Scientists, drugmakers and governments are moving with unprecedented haste to deliver a vaccine to protect against the new coronavirus. The fastest of them have already delivered early data from human studies, and further results from others should come quickly as the year progresses.
The goal, at least in the U.S., is to have a vaccine ready for use in some fashion by the end of the year, or early next. Doing so would be a scientific feat with few parallels. No vaccine has ever been developed so quickly, never mind manufactured for the world.
Current projections assume clinical development succeeds and progresses on time, neither of which are certain to happen.

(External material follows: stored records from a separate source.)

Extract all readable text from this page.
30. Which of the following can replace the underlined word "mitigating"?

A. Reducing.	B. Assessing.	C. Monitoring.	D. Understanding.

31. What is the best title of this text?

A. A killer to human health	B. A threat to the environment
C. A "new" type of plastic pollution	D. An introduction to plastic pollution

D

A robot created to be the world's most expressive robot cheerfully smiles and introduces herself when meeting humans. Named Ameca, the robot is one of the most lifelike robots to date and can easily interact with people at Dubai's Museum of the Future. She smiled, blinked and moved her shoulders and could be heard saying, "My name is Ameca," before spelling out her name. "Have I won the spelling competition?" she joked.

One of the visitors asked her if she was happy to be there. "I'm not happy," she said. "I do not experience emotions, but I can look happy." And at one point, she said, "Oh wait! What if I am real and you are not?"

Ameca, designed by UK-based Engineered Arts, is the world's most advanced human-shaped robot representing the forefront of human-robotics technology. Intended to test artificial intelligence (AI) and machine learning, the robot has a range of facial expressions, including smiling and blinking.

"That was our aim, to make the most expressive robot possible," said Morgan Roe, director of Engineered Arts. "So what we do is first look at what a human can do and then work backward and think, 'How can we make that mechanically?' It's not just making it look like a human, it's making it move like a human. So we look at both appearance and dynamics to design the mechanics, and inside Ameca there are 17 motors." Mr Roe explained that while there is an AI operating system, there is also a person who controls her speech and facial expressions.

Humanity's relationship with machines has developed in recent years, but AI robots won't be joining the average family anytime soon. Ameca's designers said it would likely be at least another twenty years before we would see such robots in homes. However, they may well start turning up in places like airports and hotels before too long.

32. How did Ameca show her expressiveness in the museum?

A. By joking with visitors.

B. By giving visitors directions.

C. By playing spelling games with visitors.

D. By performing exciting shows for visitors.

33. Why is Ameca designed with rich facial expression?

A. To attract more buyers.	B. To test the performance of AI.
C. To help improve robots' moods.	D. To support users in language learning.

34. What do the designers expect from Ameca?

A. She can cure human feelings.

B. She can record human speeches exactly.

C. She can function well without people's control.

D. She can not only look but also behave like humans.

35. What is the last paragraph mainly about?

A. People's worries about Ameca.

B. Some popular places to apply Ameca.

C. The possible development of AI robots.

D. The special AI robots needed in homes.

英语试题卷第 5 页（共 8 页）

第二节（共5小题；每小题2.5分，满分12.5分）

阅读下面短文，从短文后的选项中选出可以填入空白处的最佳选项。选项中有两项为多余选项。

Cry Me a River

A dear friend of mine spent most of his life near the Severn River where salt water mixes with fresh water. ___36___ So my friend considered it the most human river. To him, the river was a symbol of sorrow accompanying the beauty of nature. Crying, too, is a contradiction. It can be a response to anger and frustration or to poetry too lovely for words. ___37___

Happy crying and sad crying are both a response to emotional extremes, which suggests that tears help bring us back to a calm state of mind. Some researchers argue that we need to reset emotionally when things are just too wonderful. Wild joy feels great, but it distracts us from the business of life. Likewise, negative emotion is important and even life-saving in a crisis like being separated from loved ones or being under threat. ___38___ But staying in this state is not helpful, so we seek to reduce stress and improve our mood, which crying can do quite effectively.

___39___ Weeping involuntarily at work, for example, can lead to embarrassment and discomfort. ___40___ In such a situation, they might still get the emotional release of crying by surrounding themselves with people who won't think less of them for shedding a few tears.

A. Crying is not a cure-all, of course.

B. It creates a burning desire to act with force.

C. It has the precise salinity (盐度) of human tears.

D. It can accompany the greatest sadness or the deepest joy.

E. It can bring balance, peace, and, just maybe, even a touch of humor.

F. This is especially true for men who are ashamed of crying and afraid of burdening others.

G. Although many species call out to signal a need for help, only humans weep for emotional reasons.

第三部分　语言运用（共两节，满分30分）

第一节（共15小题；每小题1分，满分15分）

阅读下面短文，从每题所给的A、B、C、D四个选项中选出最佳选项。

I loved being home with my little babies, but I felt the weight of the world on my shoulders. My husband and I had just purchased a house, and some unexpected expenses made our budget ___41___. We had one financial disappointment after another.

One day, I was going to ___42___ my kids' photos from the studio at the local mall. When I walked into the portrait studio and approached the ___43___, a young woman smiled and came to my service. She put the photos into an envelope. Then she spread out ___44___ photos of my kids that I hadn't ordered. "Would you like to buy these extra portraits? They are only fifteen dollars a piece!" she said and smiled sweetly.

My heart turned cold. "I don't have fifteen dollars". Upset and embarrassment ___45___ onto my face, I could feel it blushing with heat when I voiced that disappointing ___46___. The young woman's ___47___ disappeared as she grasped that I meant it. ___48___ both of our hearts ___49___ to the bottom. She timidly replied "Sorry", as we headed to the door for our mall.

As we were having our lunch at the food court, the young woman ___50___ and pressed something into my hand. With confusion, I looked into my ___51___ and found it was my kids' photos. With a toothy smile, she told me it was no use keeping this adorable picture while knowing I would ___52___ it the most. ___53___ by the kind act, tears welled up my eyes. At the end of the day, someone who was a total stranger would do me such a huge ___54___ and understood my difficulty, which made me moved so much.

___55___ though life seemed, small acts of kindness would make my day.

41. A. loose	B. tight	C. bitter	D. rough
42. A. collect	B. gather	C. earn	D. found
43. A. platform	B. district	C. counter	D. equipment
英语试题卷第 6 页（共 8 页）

Researchers’ success or failure could determine whether the virus becomes endemic, recurring in countries around the world year after year, or is ultimately checked.
With the health of their citizens at stake, governments are investing enormous sums of money into vaccine research and development, and to prepare for manufacturing and distributing what will likely need to be hundreds of millions of doses necessary to keep infection at bay.
With modern-day Manhattan Projects underway, vaccines have become an issue of national security, too, raising questions of global equity and medicine access.
In the U.S., the Trump administration has unveiled "Operation Warp Speed," so far pledging more than $11 billion in funding and support for seven candidates.
There’s no guarantee the first successful vaccine will come from the U.S., however. Some of the leading candidates are being developed overseas, with projects by the University of Oxford in the U.K. and China’s CanSino Biologics the furthest along.